The following report is from AFT Washington:


AFT-Bates-HB1535-testimony

Tina Smith Klahn holds up a photo of a fellow faculty member who worked at Bates TC for 33 years, was acclaimed nationally for starting a childbirth education program, and was terminated under the financial-emergency law 17 months before she was going to retire. Also testifying Tuesday were faculty union president Karen Patjens and Robert Ackein.

OLYMPIA — On Tuesday, Feb. 12, faculty members at Bates Technical College testified before the House Labor & Workforce Development Committee in support of HB 1535 which would repeal a financial emergency law created in 1981 that allows college trustees to fire faculty without cause in a budget crisis.

The Bates faculty members who testified know firsthand the damaging effects this law had at their college when their administration invoked the law in 2010 and arbitrarily gave pink slips to 42 faculty — eventually firing 10 — and closed entire programs, which denied many students access to an education.

Their union, AFT Washington, says the financial-emergency law unfairly targets a select group of public employees and allows the college presidents and boards of trustees to cherry-pick among tenured faculty, with no rhyme or reason, and break bargaining agreements to expedite terminations. Out of Washington’s 34 two-year colleges, only Bates used this unnecessary law. Other colleges worked collaboratively with the faculty union to address their budget issues.

A trustee opposing HB 1535 called the existing financial-emergency law a tool.

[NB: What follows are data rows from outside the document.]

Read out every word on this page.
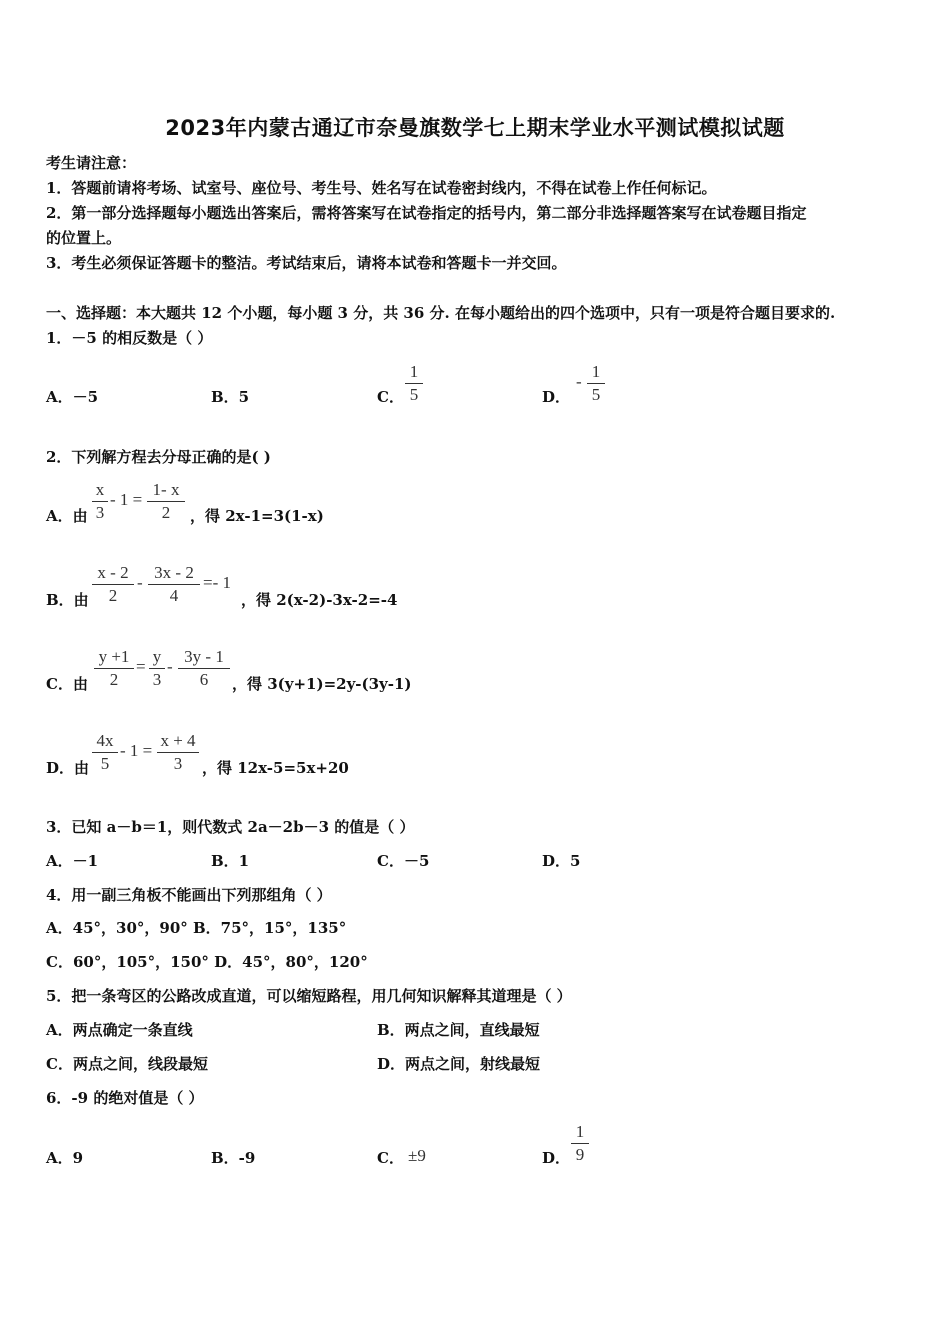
2023年内蒙古通辽市奈曼旗数学七上期末学业水平测试模拟试题
考生请注意：
1．答题前请将考场、试室号、座位号、考生号、姓名写在试卷密封线内，不得在试卷上作任何标记。
2．第一部分选择题每小题选出答案后，需将答案写在试卷指定的括号内，第二部分非选择题答案写在试卷题目指定
的位置上。
3．考生必须保证答题卡的整洁。考试结束后，请将本试卷和答题卡一并交回。
一、选择题：本大题共 12 个小题，每小题 3 分，共 36 分. 在每小题给出的四个选项中，只有一项是符合题目要求的.
1．－5 的相反数是（ ）
A．－5	B．5	C．
1
5	D．
-
1
5
2．下列解方程去分母正确的是( )
A．由
x
3
- 1 =
1- x
2	，得 2x-1=3(1-x)
B．由
x - 2
2
-
3x - 2
4
=- 1
，得 2(x-2)-3x-2=-4
C．由
y +1
2
=
y
3
-
3y - 1
6	，得 3(y+1)=2y-(3y-1)
D．由
4x
5
- 1 =
x + 4
3	，得 12x-5=5x+20
3．已知 a－b＝1，则代数式 2a－2b－3 的值是（ ）
A．－1	B．1	C．－5	D．5
4．用一副三角板不能画出下列那组角（ ）
A．45°，30°，90° B．75°，15°，135°
C．60°，105°，150° D．45°，80°，120°
5．把一条弯区的公路改成直道，可以缩短路程，用几何知识解释其道理是（ ）
A．两点确定一条直线	B．两点之间，直线最短
C．两点之间，线段最短	D．两点之间，射线最短
6．-9 的绝对值是（ ）
A．9	B．-9	C． ±9	D．
1
9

“It isn’t a tool, it’s a weapon,” testified AFT Washington President Sandra Schroeder. “The only time that weapon has been used — at Bates — it did just the sort of damage that weapons do. It did nothing constructive, as tools do.”

Repealing this law by passing HB 1535 is the right thing to do and will prevent other colleges from experiencing the tension, anger and loss of morale that occurred with dedicated faculty and students at Bates Technical College.